For the athletes I work with, I like to include a few weeks of “unstructured” workouts where it is completely their call if they want to train or not. I always recommend a few days of bodyweight only strengthening exercises to prepare their bodies for the off-bike strength and power training to come. After a few weeks, the athlete is usually feeling mentally refreshed, but this does not mean they are ready to start structured training again! Normally, I schedule an additional 2-4 weeks of minimally structured training and encourage cross-training activities to achieve more time away from the bike, as well as prevent cardiovascular fitness losses.
CAUTION: Even though you are in the transition phase, taking a full month off the bike doing nothing will lead to a great amount of detraining. Try and still do something to get the heart rate up a few times week that isn’t cycling! This can be hiking, running, rowing, elliptical, stair-master, etc.
Typical Transition Week
After the 2 weeks of “Unstructured” workouts…
M – Bodyweight only strength training (stability and function focused)

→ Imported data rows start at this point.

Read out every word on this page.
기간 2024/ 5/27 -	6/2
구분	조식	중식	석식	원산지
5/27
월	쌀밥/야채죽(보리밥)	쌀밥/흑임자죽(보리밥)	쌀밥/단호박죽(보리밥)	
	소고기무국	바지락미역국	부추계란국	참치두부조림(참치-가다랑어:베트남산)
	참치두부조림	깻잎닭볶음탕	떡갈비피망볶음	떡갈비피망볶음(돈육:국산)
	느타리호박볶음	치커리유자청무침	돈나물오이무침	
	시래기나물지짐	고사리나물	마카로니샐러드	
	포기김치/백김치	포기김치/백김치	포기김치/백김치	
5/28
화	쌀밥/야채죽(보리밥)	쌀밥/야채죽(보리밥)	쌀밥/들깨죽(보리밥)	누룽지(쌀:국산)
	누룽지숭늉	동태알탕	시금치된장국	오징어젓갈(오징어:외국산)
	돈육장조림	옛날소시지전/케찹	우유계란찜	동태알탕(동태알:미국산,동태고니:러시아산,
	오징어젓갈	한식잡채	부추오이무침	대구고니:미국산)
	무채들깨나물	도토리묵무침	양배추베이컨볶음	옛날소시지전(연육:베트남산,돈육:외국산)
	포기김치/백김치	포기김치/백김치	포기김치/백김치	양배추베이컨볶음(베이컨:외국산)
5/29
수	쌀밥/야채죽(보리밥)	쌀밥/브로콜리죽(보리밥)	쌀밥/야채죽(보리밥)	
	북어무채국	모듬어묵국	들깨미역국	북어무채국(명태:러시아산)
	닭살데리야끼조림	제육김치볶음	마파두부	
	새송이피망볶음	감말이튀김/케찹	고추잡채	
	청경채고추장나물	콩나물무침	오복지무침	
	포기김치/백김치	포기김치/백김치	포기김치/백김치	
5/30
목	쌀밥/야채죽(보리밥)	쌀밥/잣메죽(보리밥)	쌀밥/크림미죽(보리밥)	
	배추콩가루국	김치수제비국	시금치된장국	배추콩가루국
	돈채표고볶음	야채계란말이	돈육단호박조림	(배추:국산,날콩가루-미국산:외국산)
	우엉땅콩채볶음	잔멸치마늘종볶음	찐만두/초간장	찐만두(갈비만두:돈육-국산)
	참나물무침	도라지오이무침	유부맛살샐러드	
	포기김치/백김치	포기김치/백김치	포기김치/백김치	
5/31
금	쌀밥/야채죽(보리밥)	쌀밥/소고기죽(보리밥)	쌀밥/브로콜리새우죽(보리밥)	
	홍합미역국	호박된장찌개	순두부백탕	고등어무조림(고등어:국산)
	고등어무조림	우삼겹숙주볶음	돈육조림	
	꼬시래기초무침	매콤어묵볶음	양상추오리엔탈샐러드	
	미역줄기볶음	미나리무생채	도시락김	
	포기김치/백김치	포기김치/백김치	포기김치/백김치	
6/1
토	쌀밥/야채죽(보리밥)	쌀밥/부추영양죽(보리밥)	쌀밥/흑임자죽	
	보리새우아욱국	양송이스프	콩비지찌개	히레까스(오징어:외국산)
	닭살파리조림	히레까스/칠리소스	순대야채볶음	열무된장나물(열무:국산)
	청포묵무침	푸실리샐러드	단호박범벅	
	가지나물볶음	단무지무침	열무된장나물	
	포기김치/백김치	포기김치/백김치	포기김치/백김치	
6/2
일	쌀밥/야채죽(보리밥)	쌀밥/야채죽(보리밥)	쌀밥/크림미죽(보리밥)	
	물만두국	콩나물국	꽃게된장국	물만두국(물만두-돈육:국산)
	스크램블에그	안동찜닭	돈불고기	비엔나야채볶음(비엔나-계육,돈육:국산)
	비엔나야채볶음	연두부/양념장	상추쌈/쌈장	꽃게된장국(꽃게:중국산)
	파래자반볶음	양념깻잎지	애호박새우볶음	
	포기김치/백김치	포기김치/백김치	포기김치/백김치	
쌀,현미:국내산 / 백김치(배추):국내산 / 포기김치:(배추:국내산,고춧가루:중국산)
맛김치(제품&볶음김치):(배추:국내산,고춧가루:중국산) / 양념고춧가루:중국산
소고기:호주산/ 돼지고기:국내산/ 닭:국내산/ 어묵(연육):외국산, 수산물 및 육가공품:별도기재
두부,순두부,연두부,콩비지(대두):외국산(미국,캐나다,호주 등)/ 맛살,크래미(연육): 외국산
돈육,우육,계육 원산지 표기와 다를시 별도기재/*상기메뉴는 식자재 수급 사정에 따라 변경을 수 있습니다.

T – 60-90 minutes of unstructured cycling or cross-training
W – Bodyweight only strength training (stability and function focused)
R – 60-90 minutes of unstructured cycling or cross-training
F – Bodyweight only strength training (stability and function focused)
Sa – Group ride that is “fun” focused and not too taxing
Su – Group ride (or off)
I also like to include some mental training if the athlete is completely burnt out from a long season. One part of mental training I recommend is meditative primarily and focused more on relaxation versus getting fired up.
When to Progress to the Base Phase
I like to see my athletes re-engage with structured training after 4 weeks to prevent any additional detraining. In addition i want the athlete to have the urge to train again and be keen to get back on the bike. I will communicate with the athlete and in some cases go for a ride together to see how they are getting on first hand. Once long term goals have been established and we are both satisfied that we're ready to move into the base period, it's time for a INSCYD fitness test and a structured training plan.
Let's face it 2020 has been awful, so use the next few weeks to relax and truly embrace your transition phase. Don’t worry about structure, what your FTP is, your placing on that Strava KOM, and better still, put your Garmin in your back pocket and just look and listen to the world pass you by.